Grinding infinite areas:
-Branch-wide experience caps. "You feel like you have experienced enough of this place already." Those places would keep their infinitude, but would get rid of experience grinding.
-Progressive difficulty has been suggested before.
-one aspect of the game I like is the inclusion of spells that cost permanent HP or MP. It'd be interesting to have monsters with attacks that drain permanent HP (just, say, 1-3 points), 'damaging/attacking your soul.' Like a playstyle frequently making use of Revivification, the extended engame would be unsustainable. There could also be demons in 'shops' in Pan who you could make deals with, trading a piece of your permanent HP ('selling your soul,' which is more acceptable than selling items) for items, good mutations, or other perks.
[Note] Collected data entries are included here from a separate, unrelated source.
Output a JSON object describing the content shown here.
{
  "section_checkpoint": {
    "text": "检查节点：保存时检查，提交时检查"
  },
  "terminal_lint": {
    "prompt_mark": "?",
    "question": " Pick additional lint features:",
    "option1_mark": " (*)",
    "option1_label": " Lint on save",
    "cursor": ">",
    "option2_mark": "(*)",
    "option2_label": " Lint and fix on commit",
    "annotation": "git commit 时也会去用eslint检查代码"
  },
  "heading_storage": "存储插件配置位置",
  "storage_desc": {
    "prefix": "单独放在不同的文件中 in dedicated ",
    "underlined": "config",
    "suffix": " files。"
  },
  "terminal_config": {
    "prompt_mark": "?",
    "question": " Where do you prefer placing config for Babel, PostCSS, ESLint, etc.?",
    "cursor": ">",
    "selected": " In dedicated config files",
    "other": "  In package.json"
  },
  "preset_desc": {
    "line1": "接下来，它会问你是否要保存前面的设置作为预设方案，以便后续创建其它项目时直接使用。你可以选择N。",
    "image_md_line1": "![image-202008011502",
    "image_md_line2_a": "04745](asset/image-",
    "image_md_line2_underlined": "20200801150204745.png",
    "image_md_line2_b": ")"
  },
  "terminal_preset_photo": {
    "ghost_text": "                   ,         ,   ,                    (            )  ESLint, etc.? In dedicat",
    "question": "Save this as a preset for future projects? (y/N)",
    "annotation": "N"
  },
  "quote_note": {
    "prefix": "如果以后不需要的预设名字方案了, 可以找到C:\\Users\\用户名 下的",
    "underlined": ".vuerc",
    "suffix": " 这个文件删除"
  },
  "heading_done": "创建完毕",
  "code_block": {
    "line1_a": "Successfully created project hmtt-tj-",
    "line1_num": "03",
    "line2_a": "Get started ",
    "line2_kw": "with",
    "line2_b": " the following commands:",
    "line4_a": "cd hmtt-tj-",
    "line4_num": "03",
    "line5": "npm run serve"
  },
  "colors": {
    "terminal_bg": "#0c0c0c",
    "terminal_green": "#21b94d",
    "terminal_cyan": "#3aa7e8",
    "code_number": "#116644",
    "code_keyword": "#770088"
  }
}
Continuing on with the potentially infinite extended endgame would be limited not by space, or the patience of the player, but by skill. Maybe it's good to have some avenue for infinite play, but it inevitably leads to scumming. That goes away if some unrenewable resource is required. I think this would somewhat alleviate most avenues for prolonged scumming (items, demonic runes, zigs) because they'd never be trivializable. It would also make the extended endgame have an additional challenging facet. I'd personally like to see more spells that drain permanent HP.
The Abyss:
-if you're carrying the Abyssal rune, you can resist banishment (although there are arguments to remove the rune).
-the Abyssal rune could be evoked to create a portal out of the Abyss, or, having found the rune causes exit portals to be generated much faster.
-In Hell/Pan, you can't be banished (except maybe with Lugonu). Flavorwise, this could be justified by saying that those places are already 'below' the Abyss, and that you can't be banished to somewhere *better*. Either that, or that they're in a dimension 'too far away' from the abyss. for banishment to work. This would remove banishment as an escape method in Pan/Hell, which has its pros and cons, one con being that it removes the unique challenge of getting Lom Lobon's rune.
These ideas, though, are not substitutes for interesting branch and monster design. They don't fix the Abyss, just make it tolerable.